Some connections were not just slow but also intermittent.
And with a few of the worst ones we’d see long periods of time where no connection was possible.
However at the time that we were dealing with these problems Amazon had just recently launched EC2 in some of its data centers. This map is more recent than what was available then and represents the current infrastructure. As of October 2015, there is an additional European data center in Frankfurt, Germany which is not represented on this map.
While doing some testing with instances in data centers across the globe we noticed that a lot of our connection problems seem to be greatly reduced or even completely mitigated by connecting from a data center closer to the data source. So we began work on expanding the application to instances in each data center and assigning each data source to the closest data center.
And then a secondary benefit gained from this is that because we were sending our data to instances back in the states, that data was being transmitted through Amazon’s network. And believe me, Amazon is very committed to keeping the connection between data centers as quick as possible and practically without downtime.
To make this happen we used Amazon’s “EC2” offering which is basically infrastructure as a service. Meaning that when you start up an instance, you get this:
A remote desktop. Amazon maintains the infrastructure, handles the machine side of things, and provides you with an instance that is of a certain “size” depending on what you want.
There are a lot of terms that you will hear when dealing with EC2 instances, so here is a diagram to explain what some of those things mean in the context of EC2.
Go into the AWS control panel. Create a Security Group. Create a Key Pair. Create the Instance. RDP into the pre-created Instance (like Martha Stewart, pull the cookies out of the oven). Transition point: Talk about how to make the transition into managing these things with code. To do that I will need to go into IAM. Create a User.
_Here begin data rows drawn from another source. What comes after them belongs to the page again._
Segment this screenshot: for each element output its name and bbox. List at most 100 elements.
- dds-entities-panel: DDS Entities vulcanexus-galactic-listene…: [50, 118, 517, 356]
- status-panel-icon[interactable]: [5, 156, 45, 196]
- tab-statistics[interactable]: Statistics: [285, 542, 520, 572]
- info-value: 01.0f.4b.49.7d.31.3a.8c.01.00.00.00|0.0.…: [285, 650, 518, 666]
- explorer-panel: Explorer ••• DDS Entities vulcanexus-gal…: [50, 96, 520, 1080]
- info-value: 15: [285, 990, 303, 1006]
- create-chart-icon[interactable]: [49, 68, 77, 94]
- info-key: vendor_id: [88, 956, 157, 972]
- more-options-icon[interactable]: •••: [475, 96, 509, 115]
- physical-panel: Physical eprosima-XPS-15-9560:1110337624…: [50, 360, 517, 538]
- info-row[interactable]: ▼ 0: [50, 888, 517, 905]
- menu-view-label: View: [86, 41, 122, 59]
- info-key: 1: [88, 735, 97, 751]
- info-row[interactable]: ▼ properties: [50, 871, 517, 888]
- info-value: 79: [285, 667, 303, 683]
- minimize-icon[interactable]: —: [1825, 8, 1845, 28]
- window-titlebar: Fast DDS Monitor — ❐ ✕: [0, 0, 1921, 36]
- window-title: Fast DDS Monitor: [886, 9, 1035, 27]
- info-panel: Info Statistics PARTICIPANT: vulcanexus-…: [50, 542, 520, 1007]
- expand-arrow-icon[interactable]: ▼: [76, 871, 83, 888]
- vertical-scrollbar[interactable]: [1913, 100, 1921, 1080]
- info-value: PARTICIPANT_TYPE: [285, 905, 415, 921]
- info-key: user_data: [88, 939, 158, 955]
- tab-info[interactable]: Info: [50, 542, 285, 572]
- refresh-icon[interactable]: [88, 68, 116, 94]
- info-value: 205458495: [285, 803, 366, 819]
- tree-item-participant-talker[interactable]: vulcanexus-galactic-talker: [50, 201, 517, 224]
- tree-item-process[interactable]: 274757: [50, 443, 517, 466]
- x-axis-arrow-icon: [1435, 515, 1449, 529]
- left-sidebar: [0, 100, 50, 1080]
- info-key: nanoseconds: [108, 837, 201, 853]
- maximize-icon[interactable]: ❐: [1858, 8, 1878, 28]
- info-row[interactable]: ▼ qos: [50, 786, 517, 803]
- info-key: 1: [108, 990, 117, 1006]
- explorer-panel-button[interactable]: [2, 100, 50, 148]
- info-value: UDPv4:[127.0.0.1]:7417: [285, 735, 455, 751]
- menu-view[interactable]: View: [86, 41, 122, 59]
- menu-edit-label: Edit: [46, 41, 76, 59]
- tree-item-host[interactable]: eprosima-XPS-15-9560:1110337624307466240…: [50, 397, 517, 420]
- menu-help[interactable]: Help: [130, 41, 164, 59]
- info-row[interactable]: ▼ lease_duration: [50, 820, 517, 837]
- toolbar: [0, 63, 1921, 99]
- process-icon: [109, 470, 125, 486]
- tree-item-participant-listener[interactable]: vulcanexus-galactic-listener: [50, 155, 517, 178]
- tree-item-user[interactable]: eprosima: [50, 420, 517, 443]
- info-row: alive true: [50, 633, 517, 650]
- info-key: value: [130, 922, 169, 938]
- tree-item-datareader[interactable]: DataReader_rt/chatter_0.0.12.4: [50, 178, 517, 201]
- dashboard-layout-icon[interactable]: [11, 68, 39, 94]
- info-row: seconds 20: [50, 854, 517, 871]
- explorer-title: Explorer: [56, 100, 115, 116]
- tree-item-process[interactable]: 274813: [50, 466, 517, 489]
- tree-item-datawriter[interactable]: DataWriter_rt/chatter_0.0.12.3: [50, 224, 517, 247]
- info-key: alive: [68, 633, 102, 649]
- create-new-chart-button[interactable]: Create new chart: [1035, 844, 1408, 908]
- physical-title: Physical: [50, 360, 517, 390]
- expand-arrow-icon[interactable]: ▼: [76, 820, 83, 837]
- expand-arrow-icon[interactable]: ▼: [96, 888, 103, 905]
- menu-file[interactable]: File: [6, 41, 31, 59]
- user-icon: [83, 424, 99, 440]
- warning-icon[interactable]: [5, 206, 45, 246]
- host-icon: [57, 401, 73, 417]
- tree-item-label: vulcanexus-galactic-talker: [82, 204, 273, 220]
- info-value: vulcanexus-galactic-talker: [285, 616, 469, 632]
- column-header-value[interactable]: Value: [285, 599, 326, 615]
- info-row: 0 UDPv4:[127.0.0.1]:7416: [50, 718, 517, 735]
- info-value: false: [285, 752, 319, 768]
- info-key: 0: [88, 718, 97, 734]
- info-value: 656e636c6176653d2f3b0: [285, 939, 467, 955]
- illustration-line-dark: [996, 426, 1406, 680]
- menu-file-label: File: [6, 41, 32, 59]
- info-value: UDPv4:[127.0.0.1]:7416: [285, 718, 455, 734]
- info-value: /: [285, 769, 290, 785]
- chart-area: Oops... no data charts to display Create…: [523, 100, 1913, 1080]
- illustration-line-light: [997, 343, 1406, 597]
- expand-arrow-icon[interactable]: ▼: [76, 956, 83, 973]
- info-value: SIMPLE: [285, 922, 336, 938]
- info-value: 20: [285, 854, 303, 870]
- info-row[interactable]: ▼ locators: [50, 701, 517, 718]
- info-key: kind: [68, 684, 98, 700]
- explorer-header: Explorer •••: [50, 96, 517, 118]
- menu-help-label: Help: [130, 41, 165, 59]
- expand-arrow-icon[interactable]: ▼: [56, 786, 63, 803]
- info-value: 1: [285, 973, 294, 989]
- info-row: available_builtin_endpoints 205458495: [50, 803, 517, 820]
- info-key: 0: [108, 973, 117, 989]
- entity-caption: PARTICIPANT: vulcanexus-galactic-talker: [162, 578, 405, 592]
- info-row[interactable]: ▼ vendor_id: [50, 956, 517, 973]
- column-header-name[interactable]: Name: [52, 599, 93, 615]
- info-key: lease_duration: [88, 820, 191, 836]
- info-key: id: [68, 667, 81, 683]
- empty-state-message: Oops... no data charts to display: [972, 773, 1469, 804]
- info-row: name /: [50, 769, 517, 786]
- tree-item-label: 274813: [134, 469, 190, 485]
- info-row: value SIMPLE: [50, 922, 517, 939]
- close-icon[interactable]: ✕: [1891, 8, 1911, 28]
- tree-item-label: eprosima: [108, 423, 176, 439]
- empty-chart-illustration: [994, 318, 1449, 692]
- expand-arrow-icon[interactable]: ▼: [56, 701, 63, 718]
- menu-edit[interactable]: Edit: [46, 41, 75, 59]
Create a Group. Add a user to the Group.
This very simple code can be powerful. I’ve created a dashboard where I can see my instances across the globe.
The way we set up the instances was to create an AMI with a windows service that can receive communications from the control panel. And then be updated from it as well by deploying a zip file to S3 and having the service update itself to the new version. So now.. wait for it.. there we go..
We have instances that can be updated to run any code we throw at it within minutes.